Berdasarkan laporan-laporan sejarah, pendekatan para sahabat terhadap masalah suksesi Rasulullah terbagi dua: sekelompok sahabat berkata bahwa Rasulullah tidak menunjuk siapa pun dan berkumpul di Saqifah Bani Sa’idah lalu memilih Abu Bakar sebagai khalifah. Kelompok lain, yang kebanyakan dari Bani Hasyim, berdasarkan perkataan-perkataan Rasulullah meyakini bahwa Rasulullah telah menunjuk Ali untuk setelah beliau, dan karena itu mereka tidak berbaiat kepada Abu Bakar untuk beberapa waktu. Perselisihan kedua kelompok ini menyebabkan pertikaian di Madinah dan penyerangan ke rumah Ali. Menurut beberapa laporan, Ali tidak berbaiat kepada Abu Bakar hingga setelah syahidnya Fatimah. Menurut kitab Sulaim bin Qais al-Hilali dan sumber-sumber lainnya, sekelompok orang pada masa hidup Rasulullah telah bersekongkol untuk menentukan masalah suksesi beliau, yang dalam sumber-sumber tersebut peristiwa ini disebut “Shahifah Mal’unah” (lembaran terkutuk).
Monografi (Karya Tunggal)
Dalam topik wafatnya Rasulullah (SAW), beberapa karya independen, kebanyakan oleh penulis Ahlusunnah, telah ditulis; di antaranya:
- Wafat al-Nabi (SAW), karya Abdul Wahid al-Muzhaffar, berisi alasan-alasan wafat, sakitnya Rasulullah serta durasi dan penyebabnya, peristiwa-peristiwa saat wafat, persiapan jenazah, penguburan, dan berkabung untuk Rasulullah.

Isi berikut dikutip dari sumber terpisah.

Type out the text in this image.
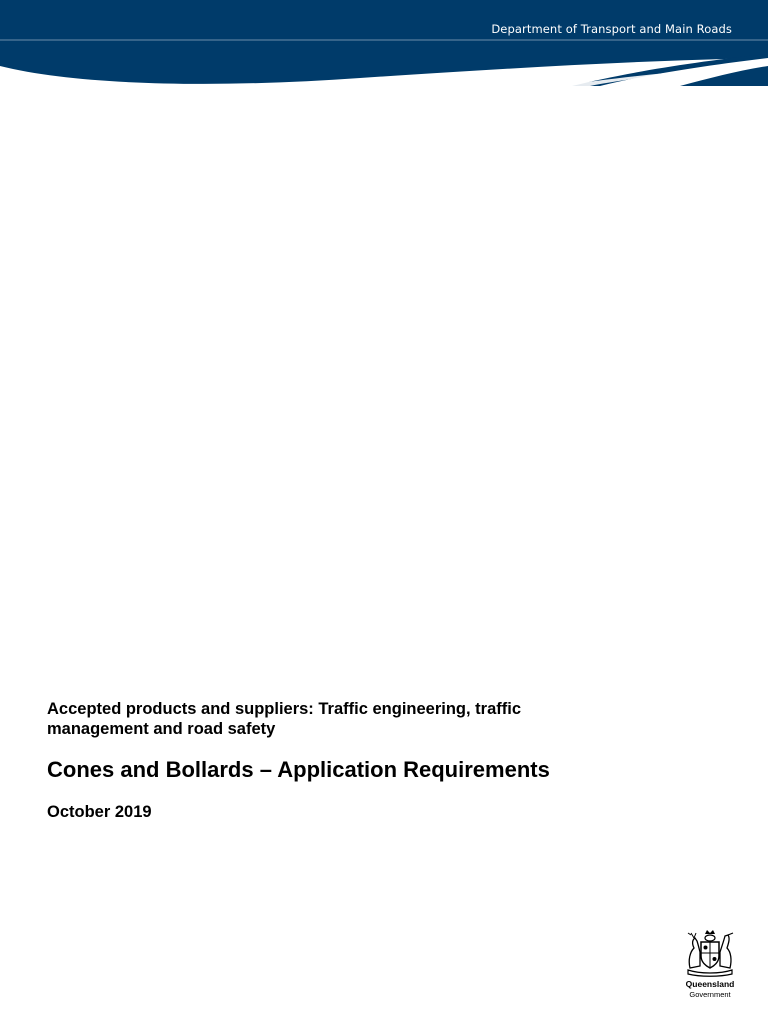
Department of Transport and Main Roads
Accepted products and suppliers: Traffic engineering, traffic management and road safety
Cones and Bollards – Application Requirements
October 2019
Queensland
Government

- Wafat al-Nabi Muhammad (SAW), karya Syaikh Husain al-Darazi al-Bahrani, yang diterbitkan oleh Muassasah Balagh di Beirut.
- Wafat Rasulullah (SAW) wa Mawdhi’ Qabrihi, tulisan Nabil al-Hasani, berisi tentang bagaimana wafatnya Rasulullah (SAW), tempat dimakamkannya beliau, dan perselisihan yang timbul di antara para sahabat mengenai hal ini.
- Wafat al-Nabi (SAW) wa Azhlamat al-Madinah, karya Nizar al-Na’lawani al-Asqalani, yang diterbitkan pada tahun 1424 H oleh Dar al-Minhaj, Beirut.
- Salwat al-Ka`ib bi Wafat al-Habib (SAW), tulisan Ibnu Nashiruddin, dengan tahqiq (penelitian) Shalih Yusuf Ma’tuq, berisi peristiwa-peristiwa setelah wafat, dukanya para malaikat, memandikan jasad Rasulullah oleh Ali bin Abi Thalib, serta materi tentang anak dan istri-istri Rasulullah (SAW).